Ayer por la tarde mi agente provocador y yo nos fuimos a Sant Martí de Maldà. El viaje obedecía a compromisos contraídos hace algún tiempo, pero nada nos impedía llegar por el camino más lento para disfrutar del trayecto.
El viaje digno de este nombre comenzó en la iglesia gótica de Santa Coloma de Queralt, a los pies del Retablo de San Lorenzo, obra de alabastro del siglo XIV de Jordi de Déu. Tras Santa Coloma nos esperaba el Valle del río Corb, una delicia que hicimos sin sobrepasar los los 40 kilómetros por hora. Fue esta una zona fronteriza con tierras musulmanas durante muchos años y abundan los pueblecitos en lo alto de montículos, coronados por la torre de un antiguo castillo compitiendo con el campanario de la iglesia.

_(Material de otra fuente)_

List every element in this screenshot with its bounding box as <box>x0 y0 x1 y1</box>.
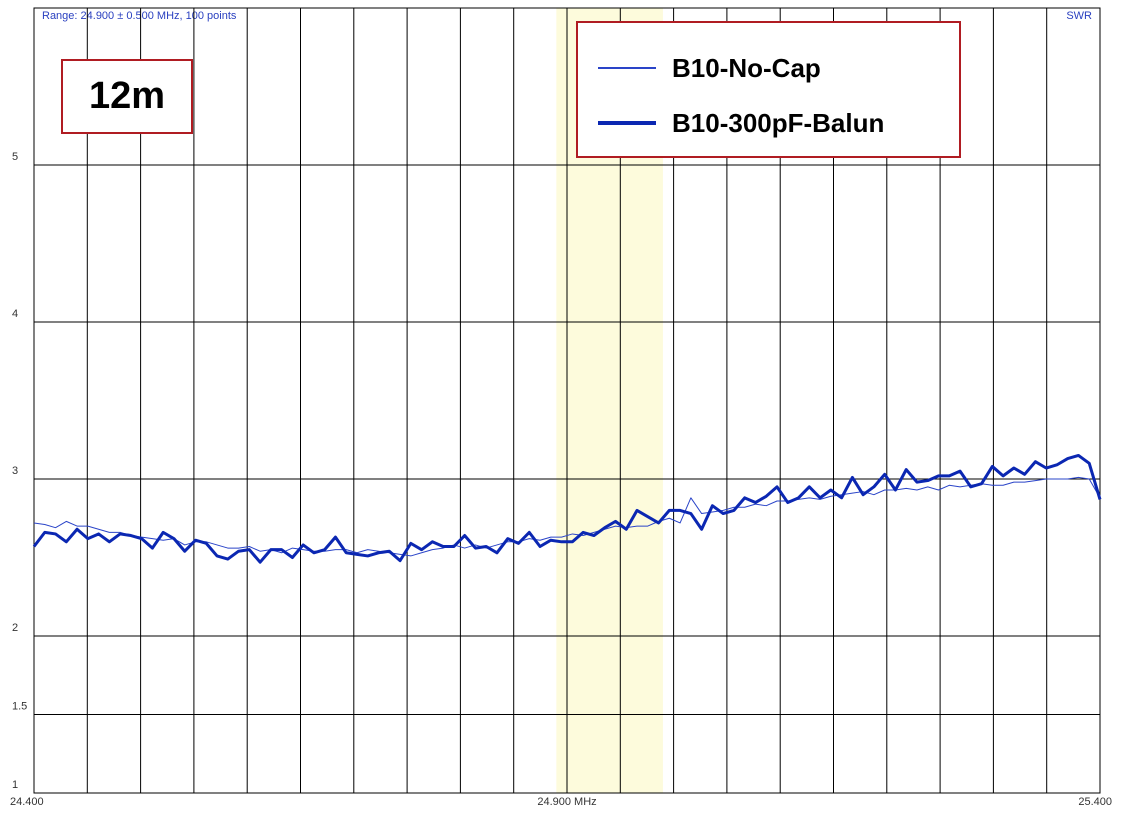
legend-box <box>576 21 961 158</box>
legend-label: B10-No-Cap <box>672 53 821 83</box>
annotation: 12m <box>89 75 165 117</box>
y-tick-label: 5 <box>12 151 18 163</box>
y-tick-label: 4 <box>12 308 18 320</box>
annotation-box <box>61 59 193 134</box>
y-tick-label: 1.5 <box>12 700 27 712</box>
x-tick-label: 24.900 MHz <box>537 796 596 808</box>
legend-label: B10-300pF-Balun <box>672 108 884 138</box>
x-tick-label: 24.400 <box>10 796 44 808</box>
y-tick-label: 2 <box>12 622 18 634</box>
series-line <box>32 453 1102 564</box>
y-tick-label: 3 <box>12 465 18 477</box>
x-tick-label: 25.400 <box>1078 796 1112 808</box>
plot-frame <box>33 7 1101 794</box>
range-label: Range: 24.900 ± 0.500 MHz, 100 points <box>42 10 237 22</box>
y-tick-label: 1 <box>12 779 18 791</box>
unit-label: SWR <box>1066 10 1092 22</box>
series-line <box>33 476 1101 557</box>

La siguiente parada, Vallfogona, ciudad del insigne Rector.
La parada en Guimerà, obligatoria, claro, incluyendo la ascensión castillo. Atardecía.
Y, finalmente, Sant Martí de Maldà.
El valle del río Corb en primavera es un lujo, créanme. Trigos que encañan, amapolas rompiendo con su puntillismo rojo el mar verde de los campos, las hojas nuevas de los árboles, bajo el cielo eterno y siempre nuevo, nubes compactas, densas, en explosiones congeladas de blancura, el rumor germinal que lo inunda todo...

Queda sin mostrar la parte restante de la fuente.